O militar da GNR referiu não ter visto “nenhum jogador visivelmente ferido”, nem marcas de sangue na zona, ao contrário de Tiago Mateus, comandante da primeira patrulha do posto territorial de Alcochete a chegar ao local, que, durante a manhã, assumiu ter visto, mais tarde, “manchas vermelhas no balneário”.
Questionado por Miguel Fonseca, advogado de Bruno de Carvalho, André Medinas disse não se lembrar “com toda a certeza” de ter visto o antigo presidente do Sporting na academia, depois do ataque: “Presumo que sim, estou convencido que sim, mas não tenho 100% de certeza”.
Ao longo da sessão, durante a qual foram ouvidos três militares do posto da GNR de Alcochete, vários advogados dos 44 arguidos insistiram em questões relacionadas com as três viaturas que tentaram abandonar o local após o ataque.
O julgamento do processo do ataque à academia de futebol do Sporting, em Alcochete, que prossegue na quinta-feira, envolve 44 arguidos, entre os quais o ex-presidente Bruno de Carvalho.
Segundo a acusação do Ministério Público, a equipa de futebol do Sporting foi atacada na academia do clube por elementos do grupo organizado de adeptos da claque Juventude Leonina e do subgrupo Casuais (Casuals), que agrediram técnicos, jogadores e staff.

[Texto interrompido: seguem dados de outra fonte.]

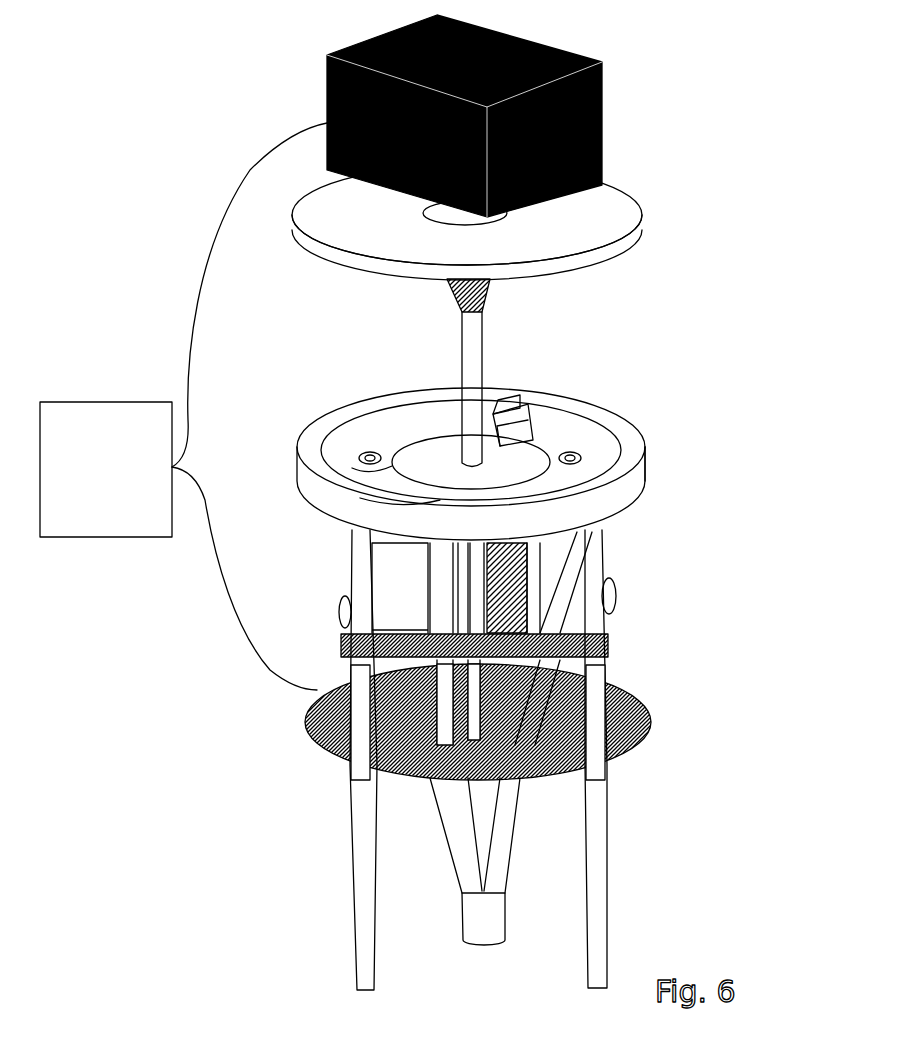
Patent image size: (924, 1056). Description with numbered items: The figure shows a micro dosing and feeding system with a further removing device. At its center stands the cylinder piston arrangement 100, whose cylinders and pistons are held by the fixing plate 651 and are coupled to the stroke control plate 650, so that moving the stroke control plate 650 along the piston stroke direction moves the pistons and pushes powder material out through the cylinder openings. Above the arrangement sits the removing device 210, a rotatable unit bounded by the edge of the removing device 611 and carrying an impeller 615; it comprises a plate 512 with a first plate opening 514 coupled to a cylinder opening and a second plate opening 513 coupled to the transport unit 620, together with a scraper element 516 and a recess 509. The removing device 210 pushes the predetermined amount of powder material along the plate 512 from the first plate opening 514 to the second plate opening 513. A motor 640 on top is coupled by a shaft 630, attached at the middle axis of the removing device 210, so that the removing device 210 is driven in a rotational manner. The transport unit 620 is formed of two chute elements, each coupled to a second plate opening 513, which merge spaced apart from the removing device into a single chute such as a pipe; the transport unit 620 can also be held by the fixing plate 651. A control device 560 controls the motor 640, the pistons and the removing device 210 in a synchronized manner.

The cylinder piston arrangement 100 is at (345, 607).
The removing device 210 is at (652, 437).
The recess 509 is at (510, 413).
The plate 512 is at (358, 458).
The second plate opening 513 is at (370, 450).
The first plate opening 514 is at (360, 498).
The scraper element 516 is at (497, 413).
The control device 560 is at (183, 406).
The edge of the removing device 611 is at (647, 468).
The impeller 615 is at (513, 460).
The transport unit 620 is at (502, 818).
The shaft 630 is at (472, 328).
The motor 640 is at (602, 103).
The stroke control plate 650 is at (653, 724).
The fixing plate 651 is at (617, 603).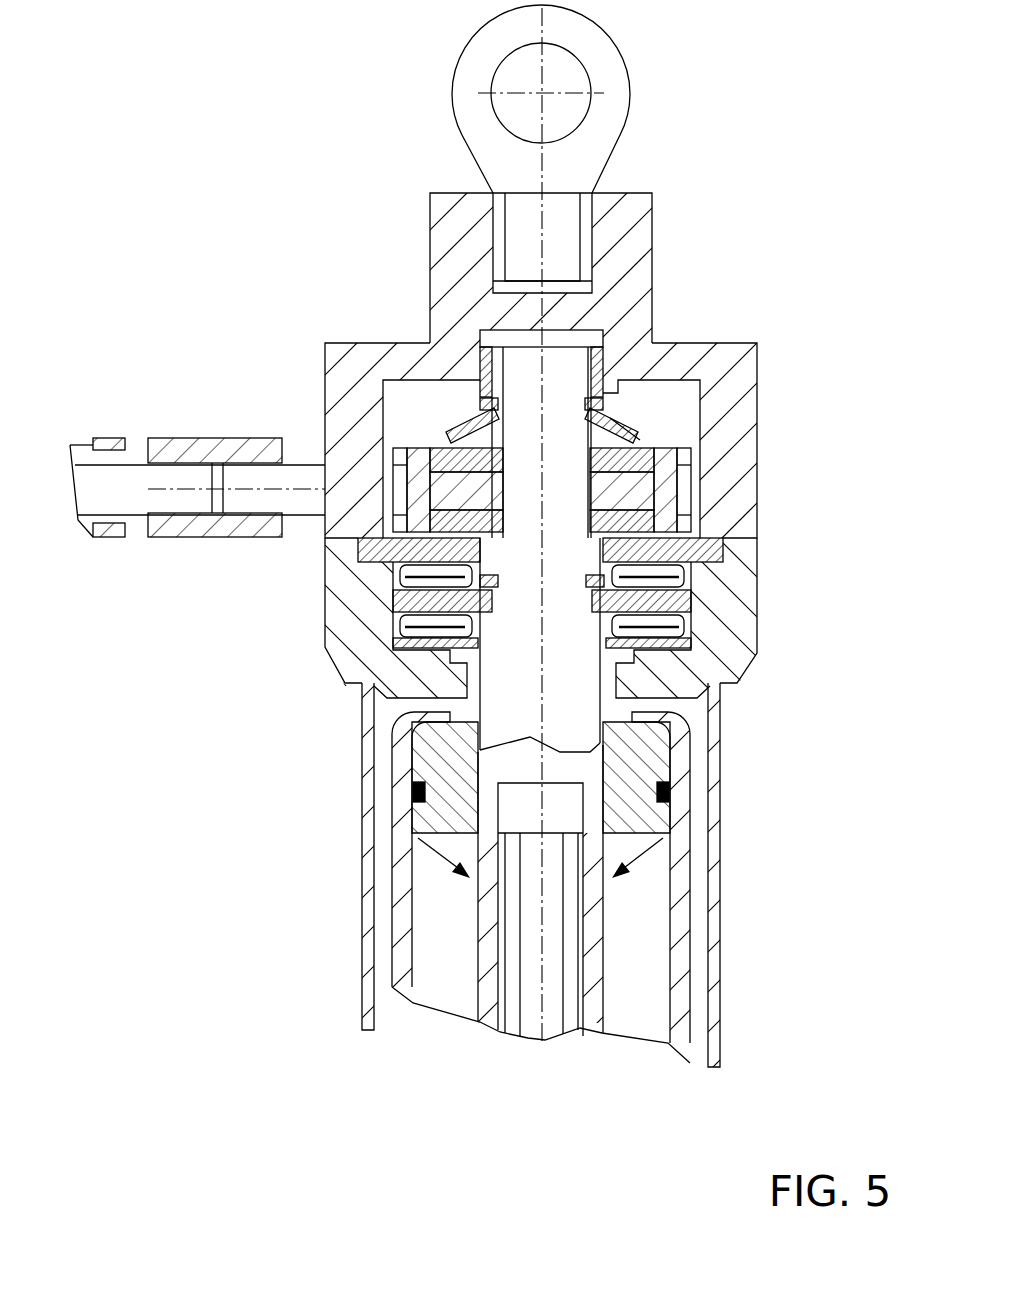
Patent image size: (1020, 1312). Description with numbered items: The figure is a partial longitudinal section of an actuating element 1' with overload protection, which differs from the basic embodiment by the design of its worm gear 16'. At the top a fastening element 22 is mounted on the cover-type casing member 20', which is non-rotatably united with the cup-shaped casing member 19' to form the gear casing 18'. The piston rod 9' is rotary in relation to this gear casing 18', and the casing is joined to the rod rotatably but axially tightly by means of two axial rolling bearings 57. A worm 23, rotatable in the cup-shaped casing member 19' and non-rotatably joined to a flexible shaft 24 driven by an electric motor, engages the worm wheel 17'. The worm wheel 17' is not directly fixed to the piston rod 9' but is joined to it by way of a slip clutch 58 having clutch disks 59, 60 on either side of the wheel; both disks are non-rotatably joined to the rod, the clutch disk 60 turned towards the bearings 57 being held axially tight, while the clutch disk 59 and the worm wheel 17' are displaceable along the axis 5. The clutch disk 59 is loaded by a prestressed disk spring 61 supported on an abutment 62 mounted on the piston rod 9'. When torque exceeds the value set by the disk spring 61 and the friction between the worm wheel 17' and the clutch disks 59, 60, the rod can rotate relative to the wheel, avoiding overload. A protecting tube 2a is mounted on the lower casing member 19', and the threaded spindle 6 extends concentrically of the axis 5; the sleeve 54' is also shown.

The fastening element 22 is at (610, 68).
The disk spring 61 is at (485, 396).
The abutment 62 is at (458, 427).
The sleeve 54' is at (650, 513).
The slip clutch 58 is at (651, 438).
The clutch disk 59 is at (453, 459).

Bruno de Carvalho, que atualmente trabalha como comentador, Mustafá, líder da Juventude Leonina, e Bruno Jacinto, ex-oficial de ligação aos adeptos do Sporting, estão acusados, como autores morais, de 40 crimes de ameaça agravada, de 19 crimes de ofensa à integridade física qualificada e de 38 crimes de sequestro, todos estes (97 crimes) classificados como terrorismo.
Os três arguidos respondem ainda por um crime de detenção de arma proibida agravado e Mustafá também por um crime de tráfico de estupefacientes.
Aos arguidos que participaram diretamente no ataque à academia, o MP imputa-lhes a coautoria de 40 crimes de ameaça agravada, de 19 crimes de ofensa à integridade física qualificada e de 38 crimes de sequestro, todos estes (97 crimes) classificados como terrorismo.
Estes 41 arguidos vão responder ainda por dois crimes de dano com violência, por um crime de detenção de arma proibida agravado e por um crime de introdução em lugar vedado ao público.